25.9.08

leyleği havada görmek


kendimle çelişmekten yoruldum. kendi düşündüklerimi çürütmekten, olaylara/durumlara her yönden bakmaktan yoruldum. 2kişi yaşıyorum sanki aynı anda. sürekli birbirlerinin zıddını düşünen 2 kişi ama inat olsun diye değil.. kararsızlığımın en önemli sebebidir bu bence.

finlandiya işini hallettim gibi. bir aksilik çıkmazsa 29 ekim haftası gidiyorum.

dün yine uzun zamandır görüşmediğim bi adamla görüştüm, mutlu oldum, konuştuk, anlattık, sustuk rahatladık. bir dahaki buluşma kaç ay sonra kimbilir (=

yavrucaklar pek şirinler maşallah. kımıl kımıllar aynı anneleri gibi..



bayram için yapılan plan dayımın rahatsızlığı nedeniyle yön değiştirdi. istikamet istanbul. hiç aklımda yokken(!) yani gidebilme umudum yokken yine yolum düştü istanbul'a. iyi oldu. akçay'ı tercih ederdim aslında. neyse..

evet önümüzdeki hafta istanbulda neler var neler yok bi araştırayım. neler yapabiliriz, nerelere gidebiliriz, kimleri dinleyebiliriz, neleri izleyebiliriz. hadi bakalım her türlü öneriye açığım. bana kalsa ben saatlerce moda'da oturup denizi izleyebilirim. aslında bir yolunu bulabilsemde kuzenle birkaç günlüğüne bozcada'ya kaçabilsek. ohh ne güzel olurdu..
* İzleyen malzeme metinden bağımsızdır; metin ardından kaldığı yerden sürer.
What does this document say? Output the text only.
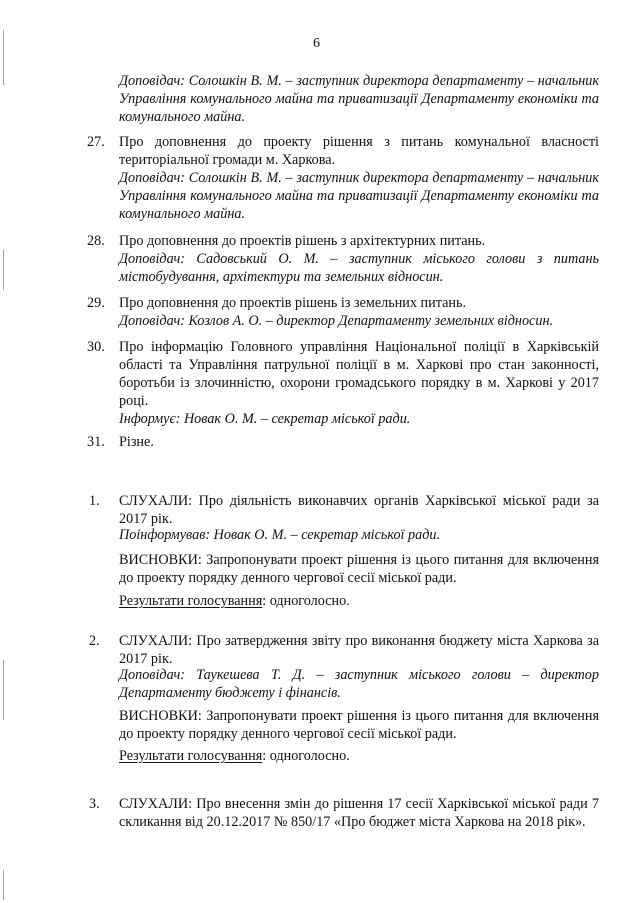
6

Доповідач: Солошкін В. М. – заступник директора департаменту – начальник Управління комунального майна та приватизації Департаменту економіки та комунального майна.

27. Про доповнення до проекту рішення з питань комунальної власності територіальної громади м. Харкова.

Доповідач: Солошкін В. М. – заступник директора департаменту – начальник Управління комунального майна та приватизації Департаменту економіки та комунального майна.

28. Про доповнення до проектів рішень з архітектурних питань.

Доповідач: Садовський О. М. – заступник міського голови з питань містобудування, архітектури та земельних відносин.

29. Про доповнення до проектів рішень із земельних питань.

Доповідач: Козлов А. О. – директор Департаменту земельних відносин.

30. Про інформацію Головного управління Національної поліції в Харківській області та Управління патрульної поліції в м. Харкові про стан законності, боротьби із злочинністю, охорони громадського порядку в м. Харкові у 2017 році.

Інформує: Новак О. М. – секретар міської ради.

31. Різне.

1. СЛУХАЛИ: Про діяльність виконавчих органів Харківської міської ради за 2017 рік.

Поінформував: Новак О. М. – секретар міської ради.

ВИСНОВКИ: Запропонувати проект рішення із цього питання для включення до проекту порядку денного чергової сесії міської ради.

Результати голосування: одноголосно.

2. СЛУХАЛИ: Про затвердження звіту про виконання бюджету міста Харкова за 2017 рік.

Доповідач: Таукешева Т. Д. – заступник міського голови – директор Департаменту бюджету і фінансів.

ВИСНОВКИ: Запропонувати проект рішення із цього питання для включення до проекту порядку денного чергової сесії міської ради.

Результати голосування: одноголосно.

3. СЛУХАЛИ: Про внесення змін до рішення 17 сесії Харківської міської ради 7 скликання від 20.12.2017 № 850/17 «Про бюджет міста Харкова на 2018 рік».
ben leylek gördüm mü havada görürüm hep. yatıyosa hiç bakmam o tarafa. tesadüfen de hiç yatanına denk gelmedim. gelmekte istemem. sizde denk gelmeyin. gezin görün eğlenin inşallah. amin.

p.s:fotoğraflar evcilik oyunu filminden. gülşen bubikoğlunun o yıllarda giydiği tüm kıyafetlerin hastasıyım. evet bayılıyorum onlara. ayrıca o nasıl saçtır öyle! tarık akan'a bişey diyemiyorum bile. oof oof.